Vijayaraghavan Sudharsan, Lakshminarayanan Akshaya, Bhargava Naman, Ravichandran Janani, Vivek-Ananth R P, Samal Areejit
The Institute of Mathematical Sciences (IMSc), Chennai 600113, India.
Department of Applied Mathematics and Computational Sciences, PSG College of Technology, Coimbatore 641004, India.
ACS Omega. 2024 Mar 6;9(11):13006-13016. doi: 10.1021/acsomega.3c09392. eCollection 2024 Mar 19.

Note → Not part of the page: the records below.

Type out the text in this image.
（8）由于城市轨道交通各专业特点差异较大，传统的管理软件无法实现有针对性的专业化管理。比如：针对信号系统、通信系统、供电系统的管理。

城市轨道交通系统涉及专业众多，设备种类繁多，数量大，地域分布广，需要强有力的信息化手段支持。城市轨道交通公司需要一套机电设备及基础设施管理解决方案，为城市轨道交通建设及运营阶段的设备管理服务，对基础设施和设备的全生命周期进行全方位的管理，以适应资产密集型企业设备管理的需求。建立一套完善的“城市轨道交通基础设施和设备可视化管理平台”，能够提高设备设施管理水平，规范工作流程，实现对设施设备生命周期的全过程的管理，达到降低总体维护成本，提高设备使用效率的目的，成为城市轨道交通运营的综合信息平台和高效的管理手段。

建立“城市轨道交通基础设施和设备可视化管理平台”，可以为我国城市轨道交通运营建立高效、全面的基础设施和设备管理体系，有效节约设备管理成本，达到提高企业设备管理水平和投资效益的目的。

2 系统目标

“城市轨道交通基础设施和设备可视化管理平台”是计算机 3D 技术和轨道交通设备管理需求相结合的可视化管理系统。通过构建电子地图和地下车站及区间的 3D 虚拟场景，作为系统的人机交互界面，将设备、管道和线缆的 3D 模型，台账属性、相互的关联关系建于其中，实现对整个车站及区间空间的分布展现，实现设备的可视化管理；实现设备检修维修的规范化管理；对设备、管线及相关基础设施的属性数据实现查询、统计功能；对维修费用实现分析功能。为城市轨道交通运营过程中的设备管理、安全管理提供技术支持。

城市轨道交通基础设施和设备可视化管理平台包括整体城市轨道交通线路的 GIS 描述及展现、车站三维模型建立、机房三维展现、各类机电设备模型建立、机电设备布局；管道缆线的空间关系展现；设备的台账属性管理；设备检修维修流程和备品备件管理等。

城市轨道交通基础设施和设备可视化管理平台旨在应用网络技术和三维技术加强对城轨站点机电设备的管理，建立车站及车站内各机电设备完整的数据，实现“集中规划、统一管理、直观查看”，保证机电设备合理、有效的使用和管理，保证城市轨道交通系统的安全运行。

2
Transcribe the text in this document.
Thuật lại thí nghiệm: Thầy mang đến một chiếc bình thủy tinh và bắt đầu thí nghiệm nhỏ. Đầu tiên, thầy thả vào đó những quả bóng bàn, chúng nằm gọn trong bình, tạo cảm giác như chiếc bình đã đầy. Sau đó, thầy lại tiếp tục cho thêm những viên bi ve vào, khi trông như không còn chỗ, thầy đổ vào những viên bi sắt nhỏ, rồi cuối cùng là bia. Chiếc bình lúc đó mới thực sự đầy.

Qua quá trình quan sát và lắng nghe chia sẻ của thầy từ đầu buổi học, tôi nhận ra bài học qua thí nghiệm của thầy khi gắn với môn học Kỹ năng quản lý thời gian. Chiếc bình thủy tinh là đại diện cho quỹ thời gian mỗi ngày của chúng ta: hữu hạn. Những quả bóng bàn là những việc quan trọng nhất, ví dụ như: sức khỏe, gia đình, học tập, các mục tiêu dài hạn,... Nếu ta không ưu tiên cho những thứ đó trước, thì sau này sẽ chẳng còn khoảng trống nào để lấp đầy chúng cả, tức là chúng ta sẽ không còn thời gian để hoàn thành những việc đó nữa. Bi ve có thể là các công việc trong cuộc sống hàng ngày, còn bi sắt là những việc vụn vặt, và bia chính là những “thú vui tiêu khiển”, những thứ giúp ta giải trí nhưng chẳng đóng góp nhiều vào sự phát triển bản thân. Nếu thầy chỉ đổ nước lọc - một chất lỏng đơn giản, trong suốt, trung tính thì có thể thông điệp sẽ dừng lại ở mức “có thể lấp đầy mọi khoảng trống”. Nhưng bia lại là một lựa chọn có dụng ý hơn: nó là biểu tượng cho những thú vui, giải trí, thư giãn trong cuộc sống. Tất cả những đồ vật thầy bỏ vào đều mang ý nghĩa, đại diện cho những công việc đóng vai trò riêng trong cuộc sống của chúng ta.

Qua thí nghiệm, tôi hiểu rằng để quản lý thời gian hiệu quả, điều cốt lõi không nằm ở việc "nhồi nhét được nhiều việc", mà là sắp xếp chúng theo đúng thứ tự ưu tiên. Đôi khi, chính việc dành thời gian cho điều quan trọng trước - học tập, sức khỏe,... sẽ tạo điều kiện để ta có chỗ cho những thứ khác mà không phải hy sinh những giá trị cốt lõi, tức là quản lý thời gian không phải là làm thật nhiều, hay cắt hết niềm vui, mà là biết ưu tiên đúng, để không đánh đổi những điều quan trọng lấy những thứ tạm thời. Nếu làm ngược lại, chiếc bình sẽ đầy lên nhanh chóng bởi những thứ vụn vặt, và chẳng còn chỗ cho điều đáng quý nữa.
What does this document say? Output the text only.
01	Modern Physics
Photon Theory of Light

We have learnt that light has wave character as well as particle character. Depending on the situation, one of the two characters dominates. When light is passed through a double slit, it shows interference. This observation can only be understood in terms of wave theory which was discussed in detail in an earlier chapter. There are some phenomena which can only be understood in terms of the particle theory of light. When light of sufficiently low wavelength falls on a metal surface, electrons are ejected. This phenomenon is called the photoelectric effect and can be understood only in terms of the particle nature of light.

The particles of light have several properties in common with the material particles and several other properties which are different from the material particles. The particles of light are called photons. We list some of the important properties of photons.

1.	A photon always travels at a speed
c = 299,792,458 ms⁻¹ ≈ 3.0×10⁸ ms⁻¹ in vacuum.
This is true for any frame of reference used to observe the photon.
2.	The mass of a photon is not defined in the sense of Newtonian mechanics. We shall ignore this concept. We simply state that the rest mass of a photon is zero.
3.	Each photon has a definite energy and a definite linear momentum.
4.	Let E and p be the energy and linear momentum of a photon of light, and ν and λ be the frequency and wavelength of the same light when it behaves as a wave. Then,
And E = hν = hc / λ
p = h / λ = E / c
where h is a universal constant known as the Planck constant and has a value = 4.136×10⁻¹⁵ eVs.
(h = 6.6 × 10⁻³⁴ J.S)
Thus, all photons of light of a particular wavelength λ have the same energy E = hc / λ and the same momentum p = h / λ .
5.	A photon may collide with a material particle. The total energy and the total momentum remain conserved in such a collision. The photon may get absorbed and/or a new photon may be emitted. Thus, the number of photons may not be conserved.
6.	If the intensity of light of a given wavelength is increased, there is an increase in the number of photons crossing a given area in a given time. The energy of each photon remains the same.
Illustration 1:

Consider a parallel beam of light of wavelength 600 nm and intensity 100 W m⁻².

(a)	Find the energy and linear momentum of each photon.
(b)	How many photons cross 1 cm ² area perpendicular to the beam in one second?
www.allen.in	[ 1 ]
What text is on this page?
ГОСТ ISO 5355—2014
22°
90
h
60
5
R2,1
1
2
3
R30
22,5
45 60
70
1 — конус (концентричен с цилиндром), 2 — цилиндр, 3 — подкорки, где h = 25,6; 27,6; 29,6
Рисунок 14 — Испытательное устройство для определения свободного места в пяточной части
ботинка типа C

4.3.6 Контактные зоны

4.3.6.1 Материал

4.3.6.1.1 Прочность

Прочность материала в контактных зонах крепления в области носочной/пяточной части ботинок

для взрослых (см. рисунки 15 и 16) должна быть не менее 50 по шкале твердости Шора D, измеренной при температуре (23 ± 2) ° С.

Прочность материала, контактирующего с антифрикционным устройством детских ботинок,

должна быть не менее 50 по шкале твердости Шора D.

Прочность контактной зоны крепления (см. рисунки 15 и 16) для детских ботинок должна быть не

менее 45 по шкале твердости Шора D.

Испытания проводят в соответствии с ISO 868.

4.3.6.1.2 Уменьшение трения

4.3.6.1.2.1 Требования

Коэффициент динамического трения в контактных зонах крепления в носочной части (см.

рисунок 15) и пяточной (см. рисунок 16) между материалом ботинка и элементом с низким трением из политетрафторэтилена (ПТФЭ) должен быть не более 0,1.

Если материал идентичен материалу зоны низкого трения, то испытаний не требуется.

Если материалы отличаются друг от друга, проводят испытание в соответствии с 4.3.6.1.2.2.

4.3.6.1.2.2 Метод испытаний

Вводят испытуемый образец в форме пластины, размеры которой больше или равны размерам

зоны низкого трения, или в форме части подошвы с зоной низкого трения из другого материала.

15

Breast milk serves as a vital source of essential nutrients for infants. However, human milk contamination via the transfer of environmental chemicals from maternal exposome is a significant concern for infant health. The milk to plasma concentration (M/P) ratio is a critical metric that quantifies the extent to which these chemicals transfer from maternal plasma into breast milk, impacting infant exposure. Machine learning-based predictive toxicology models can be valuable in predicting chemicals with a high propensity to transfer into human milk. To this end, we build such classification- and regression-based models by employing multiple machine learning algorithms and leveraging the largest curated data set, to date, of 375 chemicals with known milk-to-plasma concentration (M/P) ratios. Our support vector machine (SVM)-based classifier outperforms other models in terms of different performance metrics, when evaluated on both (internal) test data and an external test data set. Specifically, the SVM-based classifier on (internal) test data achieved a classification accuracy of 77.33%, a specificity of 84%, a sensitivity of 64%, and an -score of 65.31%. When evaluated on an external test data set, our SVM-based classifier is found to be generalizable with a sensitivity of 77.78%. While we were able to build highly predictive classification models, our best regression models for predicting the M/P ratio of chemicals could achieve only moderate values on the (internal) test data. As noted in the earlier literature, our study also highlights the challenges in developing accurate regression models for predicting the M/P ratio of xenobiotic chemicals. Overall, this study attests to the immense potential of predictive computational toxicology models in characterizing the myriad of chemicals in the human exposome.
母乳是婴儿必需营养素的重要来源。然而,母体暴露组中的环境化学物质通过转移导致人乳污染是婴儿健康的一个重大问题。乳浆浓度(M/P)比是一个关键指标,用于量化这些化学物质从母体血浆转移到母乳中的程度,从而影响婴儿的暴露情况。基于机器学习的预测毒理学模型在预测具有高转移到人乳倾向的化学物质方面可能很有价值。为此,我们通过采用多种机器学习算法并利用迄今为止最大的经过整理的数据集(包含375种已知乳浆浓度(M/P)比的化学物质)构建了这种基于分类和回归的模型。当在(内部)测试数据和外部测试数据集上进行评估时,我们基于支持向量机(SVM)的分类器在不同性能指标方面优于其他模型。具体而言,基于(内部)测试数据的SVM分类器的分类准确率为77.33%,特异性为84%,灵敏度为64%,F1分数为65.31%。在外部测试数据集上进行评估时,我们发现基于SVM的分类器具有可推广性,灵敏度为77.78%。虽然我们能够构建高度预测性的分类模型,但我们用于预测化学物质M/P比的最佳回归模型在(内部)测试数据上只能达到中等的F1值。正如早期文献中所指出的,我们的研究还强调了开发准确回归模型以预测外源性化学物质M/P比的挑战。总体而言,这项研究证明了预测计算毒理学模型在表征人类暴露组中无数化学物质方面的巨大潜力。